Der „biologische“ Vorteil Mit einem Gesamtergebnis von 12.678 Punkten sicherte sich das Team den direkten Durchmarsch in die 1. Landesliga. Man muss sich das mal auf der Zunge zergehen lassen: Über 700 Punkte Vorsprung vor den Zweitplatzierten aus Heide und den Dritten von Neptun Kiel. Das ist im Schwimmsport kein „Vorsprung“ mehr, das ist eine andere Postleitzahl. Böse Zungen könnten behaupten, es sei unfair, echte Insulanerinnen gegen Menschen antreten zu lassen, die Wasser meist nur aus der Dusche kennen.
Die Hauptdarstellerinnen des Wasserballetts Besonders eilig hatte es Hailey-Moreen Klusch (Jahrgang 2007). Als fleißigste Punktesammlerin (2.203 Punkte) pflügte sie durch das Becken, als würde die letzte Fähre warten. Mit 29,13 Sekunden über 50 Meter Freistil war sie so schnell, dass mancher Zuschauer noch nicht mal seinen Kaffee umgerührt hatte, als sie schon wieder am Beckenrand anschlug.

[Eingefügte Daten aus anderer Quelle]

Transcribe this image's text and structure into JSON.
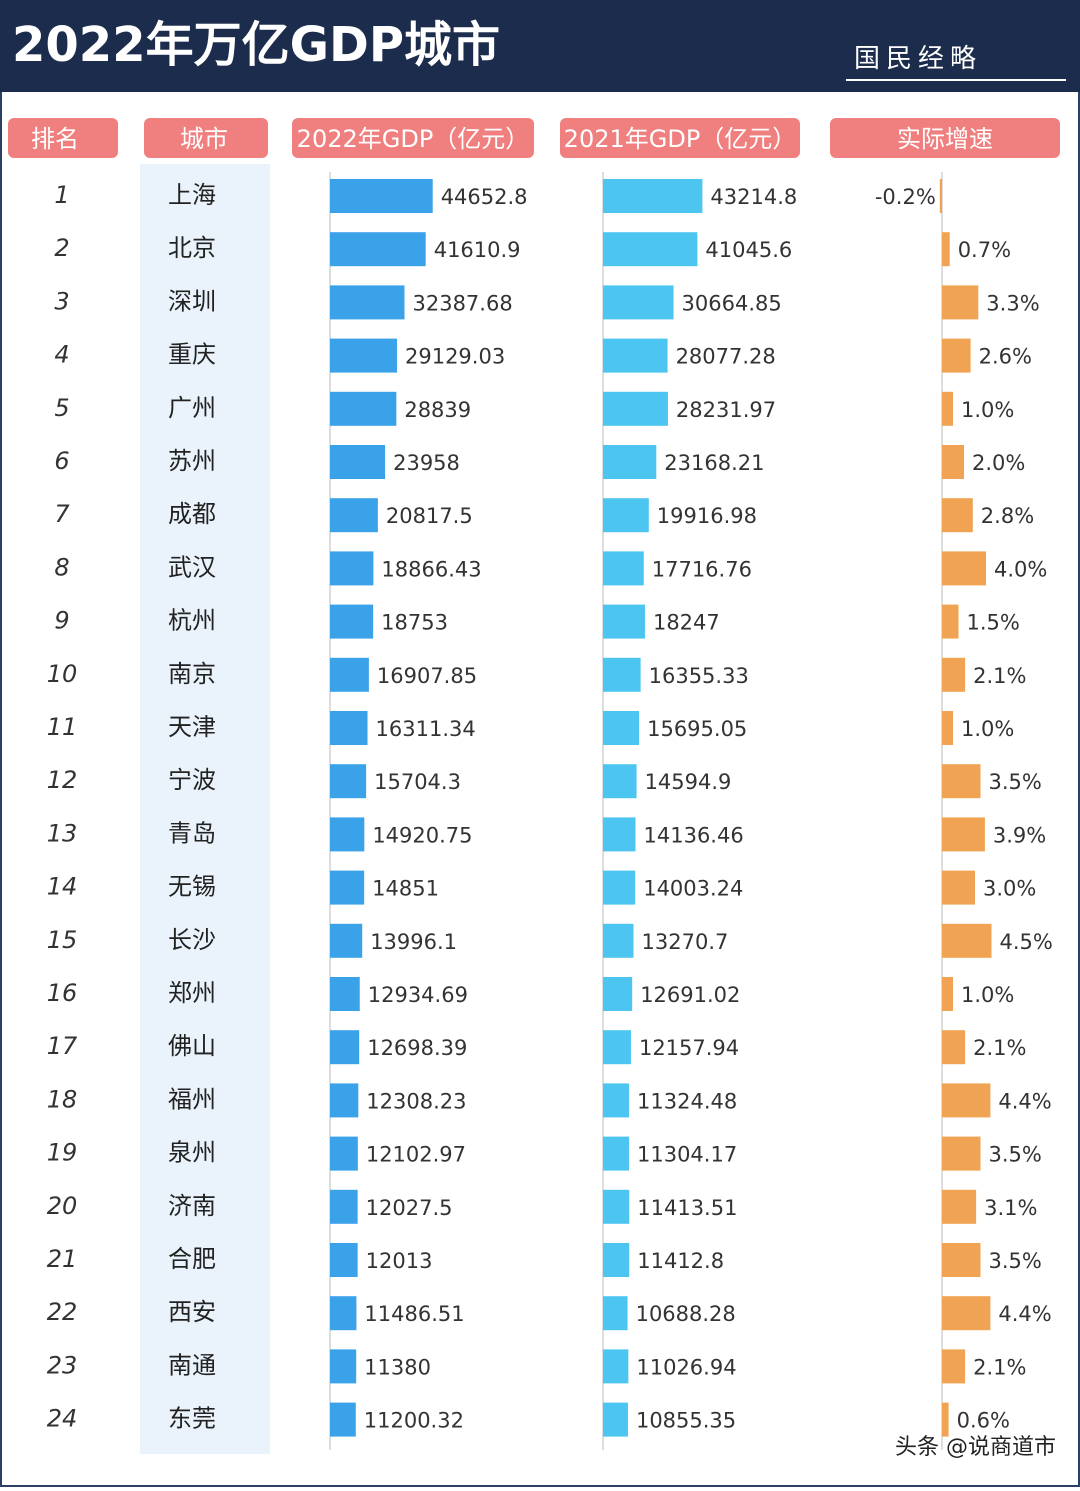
{
  "header": {
    "brand": "国民经略"
  },
  "footer": "头条 @说商道市",
  "chart_data": {
    "type": "bar",
    "orientation": "horizontal",
    "title": "2022年万亿GDP城市",
    "rank_header": "排名",
    "category_header": "城市",
    "ranks": [
      1,
      2,
      3,
      4,
      5,
      6,
      7,
      8,
      9,
      10,
      11,
      12,
      13,
      14,
      15,
      16,
      17,
      18,
      19,
      20,
      21,
      22,
      23,
      24
    ],
    "categories": [
      "上海",
      "北京",
      "深圳",
      "重庆",
      "广州",
      "苏州",
      "成都",
      "武汉",
      "杭州",
      "南京",
      "天津",
      "宁波",
      "青岛",
      "无锡",
      "长沙",
      "郑州",
      "佛山",
      "福州",
      "泉州",
      "济南",
      "合肥",
      "西安",
      "南通",
      "东莞"
    ],
    "series": [
      {
        "name": "2022年GDP（亿元）",
        "color": "#3aa2e9",
        "xlim": [
          0,
          100000
        ],
        "values": [
          44652.8,
          41610.9,
          32387.68,
          29129.03,
          28839,
          23958,
          20817.5,
          18866.43,
          18753,
          16907.85,
          16311.34,
          15704.3,
          14920.75,
          14851,
          13996.1,
          12934.69,
          12698.39,
          12308.23,
          12102.97,
          12027.5,
          12013,
          11486.51,
          11380,
          11200.32
        ]
      },
      {
        "name": "2021年GDP（亿元）",
        "color": "#4cc6f0",
        "xlim": [
          0,
          100000
        ],
        "values": [
          43214.8,
          41045.6,
          30664.85,
          28077.28,
          28231.97,
          23168.21,
          19916.98,
          17716.76,
          18247,
          16355.33,
          15695.05,
          14594.9,
          14136.46,
          14003.24,
          13270.7,
          12691.02,
          12157.94,
          11324.48,
          11304.17,
          11413.51,
          11412.8,
          10688.28,
          11026.94,
          10855.35
        ]
      },
      {
        "name": "实际增速",
        "color": "#f0a352",
        "xlim": [
          -1,
          10
        ],
        "values": [
          -0.2,
          0.7,
          3.3,
          2.6,
          1.0,
          2.0,
          2.8,
          4.0,
          1.5,
          2.1,
          1.0,
          3.5,
          3.9,
          3.0,
          4.5,
          1.0,
          2.1,
          4.4,
          3.5,
          3.1,
          3.5,
          4.4,
          2.1,
          0.6
        ],
        "value_labels": [
          "-0.2%",
          "0.7%",
          "3.3%",
          "2.6%",
          "1.0%",
          "2.0%",
          "2.8%",
          "4.0%",
          "1.5%",
          "2.1%",
          "1.0%",
          "3.5%",
          "3.9%",
          "3.0%",
          "4.5%",
          "1.0%",
          "2.1%",
          "4.4%",
          "3.5%",
          "3.1%",
          "3.5%",
          "4.4%",
          "2.1%",
          "0.6%"
        ]
      }
    ]
  }
}
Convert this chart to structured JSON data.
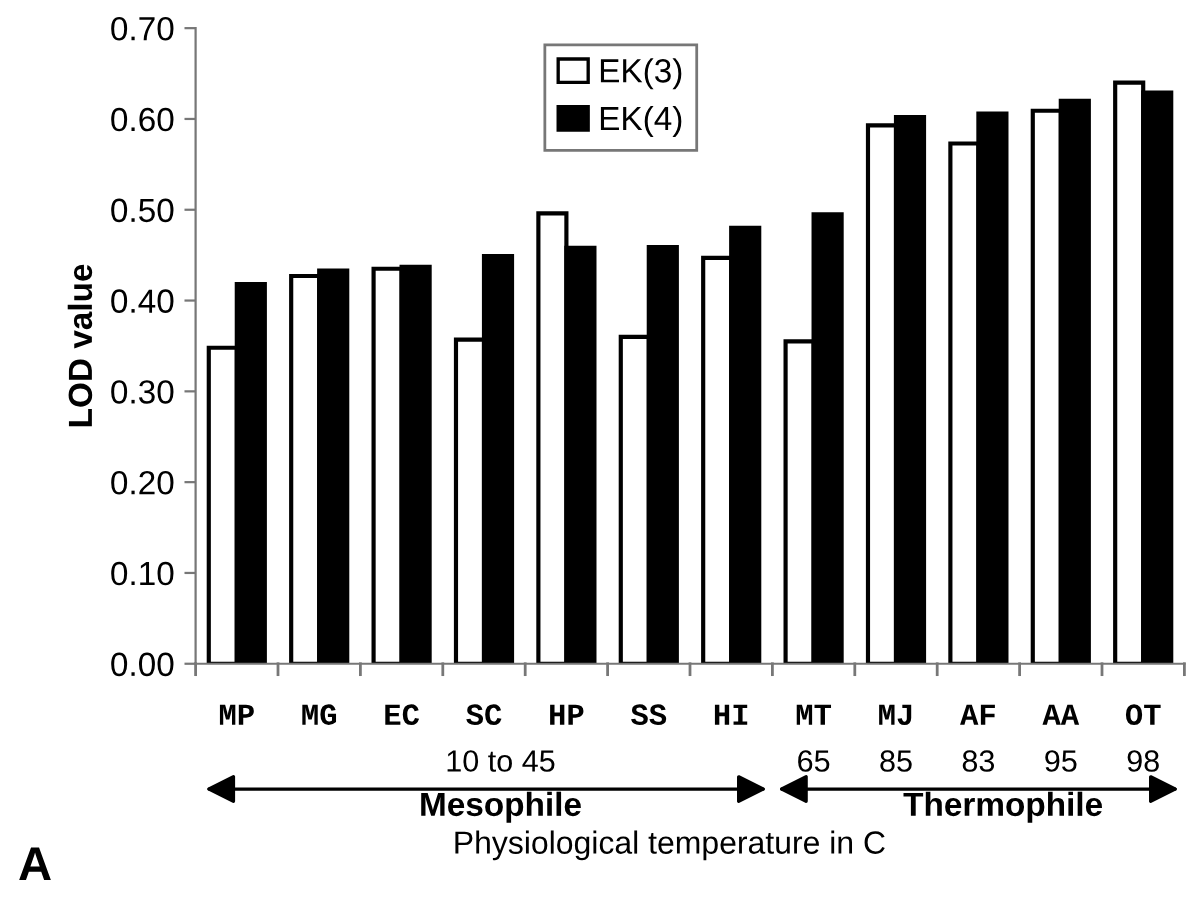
{
  "chart_data": {
    "type": "bar",
    "ylabel": "LOD value",
    "xlabel": "Physiological temperature in C",
    "categories": [
      "MP",
      "MG",
      "EC",
      "SC",
      "HP",
      "SS",
      "HI",
      "MT",
      "MJ",
      "AF",
      "AA",
      "OT"
    ],
    "series": [
      {
        "name": "EK(3)",
        "color": "#ffffff",
        "values": [
          0.348,
          0.427,
          0.435,
          0.357,
          0.496,
          0.36,
          0.447,
          0.355,
          0.593,
          0.573,
          0.609,
          0.64
        ]
      },
      {
        "name": "EK(4)",
        "color": "#000000",
        "values": [
          0.418,
          0.433,
          0.437,
          0.449,
          0.458,
          0.459,
          0.48,
          0.495,
          0.602,
          0.606,
          0.62,
          0.629
        ]
      }
    ],
    "ylim": [
      0,
      0.7
    ],
    "yticks": [
      {
        "value": 0,
        "label": "0.00"
      },
      {
        "value": 0.1,
        "label": "0.10"
      },
      {
        "value": 0.2,
        "label": "0.20"
      },
      {
        "value": 0.3,
        "label": "0.30"
      },
      {
        "value": 0.4,
        "label": "0.40"
      },
      {
        "value": 0.5,
        "label": "0.50"
      },
      {
        "value": 0.6,
        "label": "0.60"
      },
      {
        "value": 0.7,
        "label": "0.70"
      }
    ],
    "grid": false,
    "legend": "top",
    "annotations": [
      "10 to 45",
      "65",
      "85",
      "83",
      "95",
      "98",
      "Mesophile",
      "Thermophile",
      "A"
    ]
  }
}
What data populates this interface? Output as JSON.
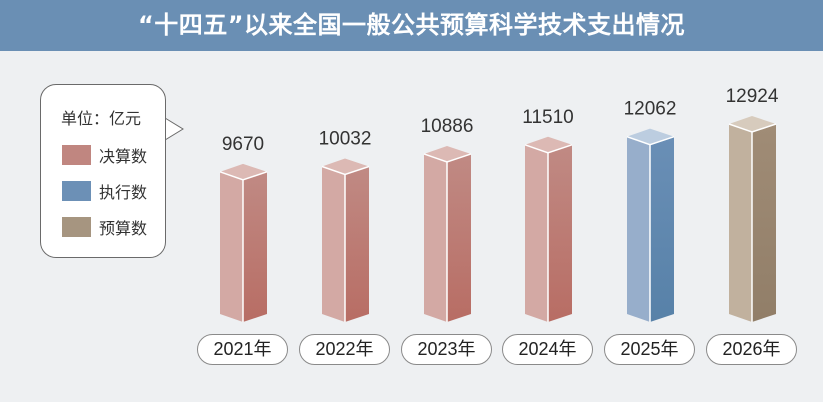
{
  "title": "“十四五”以来全国一般公共预算科学技术支出情况",
  "chart_data": {
    "type": "bar",
    "title": "“十四五”以来全国一般公共预算科学技术支出情况",
    "unit_label": "单位：亿元",
    "categories": [
      "2021年",
      "2022年",
      "2023年",
      "2024年",
      "2025年",
      "2026年"
    ],
    "values": [
      9670,
      10032,
      10886,
      11510,
      12062,
      12924
    ],
    "value_labels": [
      "9670",
      "10032",
      "10886",
      "11510",
      "12062",
      "12924"
    ],
    "series_type": [
      "决算数",
      "决算数",
      "决算数",
      "决算数",
      "执行数",
      "预算数"
    ],
    "legend": {
      "placement": "left",
      "items": [
        {
          "name": "决算数",
          "color": "#c08680"
        },
        {
          "name": "执行数",
          "color": "#6c90b6"
        },
        {
          "name": "预算数",
          "color": "#a69580"
        }
      ]
    },
    "bar_style": "3d-column",
    "grid": false
  },
  "colors": {
    "header": "#6a8fb4",
    "background": "#eef0f2",
    "决算数": {
      "front": "#d3a9a4",
      "side_top": "#c08a84",
      "side_bottom": "#b86d64",
      "top": "#dcb9b4"
    },
    "执行数": {
      "front": "#97aecb",
      "side_top": "#6a8fb6",
      "side_bottom": "#5781a8",
      "top": "#bccde0"
    },
    "预算数": {
      "front": "#c1b19e",
      "side_top": "#a08c76",
      "side_bottom": "#917e68",
      "top": "#d7cbbd"
    }
  }
}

Dann wäre da noch Johanna Gerlach (2012), die physikalische Gesetze offenbar nur als grobe Empfehlung betrachtet. Sie verbesserte sich über 200 Meter Lagen mal eben um über zehn Sekunden. Zehn Sekunden! In der Schwimmerwelt ist das eine Ewigkeit, in der man sich normalerweise noch kurz die Haare föhnen könnte.
Auch Leni Klukas (2011) kratzte an der 2.000-Punkte-Marke und schmetterte (im wahrsten Sinne des Wortes) über 100 Meter Schmetterling zu einer neuen Bestzeit. Scheinbar ist der Weg zum Festland weit, da trainiert man sich besser rechtzeitig Ausdauer an.
Magdeburg, zieht euch warm an! Besonders bitter für das Binnenland: Die Sylter Invasion weitet sich aus. Tilda Thielebein (2013) und Emma Grothkopp (2014) qualifizierten sich mit ihren Fabelzeiten direkt für die Norddeutschen Meisterschaften in Magdeburg. Magdeburg liegt bekanntermaßen nicht am Meer – man darf gespannt sein, ob das dortige Wasser mit so viel nordfriesischer Kompetenz überhaupt klarkommt.
Komplettiert wurde das „Überfallkommando“ von Vasilisa Khramkov, Chiara Ruge, Ella Raspé, Paula Ulrich, Lotta Talida Lunk und der (zum Glück für die Konkurrenz) erkrankten Ursula Dünne.
Es ist erst das zweite Jahr nach der ersten Meldung, und schon sind die Sylter Damen in der höchsten Landesklasse angekommen. Man könnte fast meinen, Schwimmen läge in der Natur der Sache, wenn der Schulweg theoretisch durch die Nordsee führen könnte. Herzlichen Glückwunsch zum Aufstieg – die 1. Landesliga sollte schon mal die Deiche erhöhen!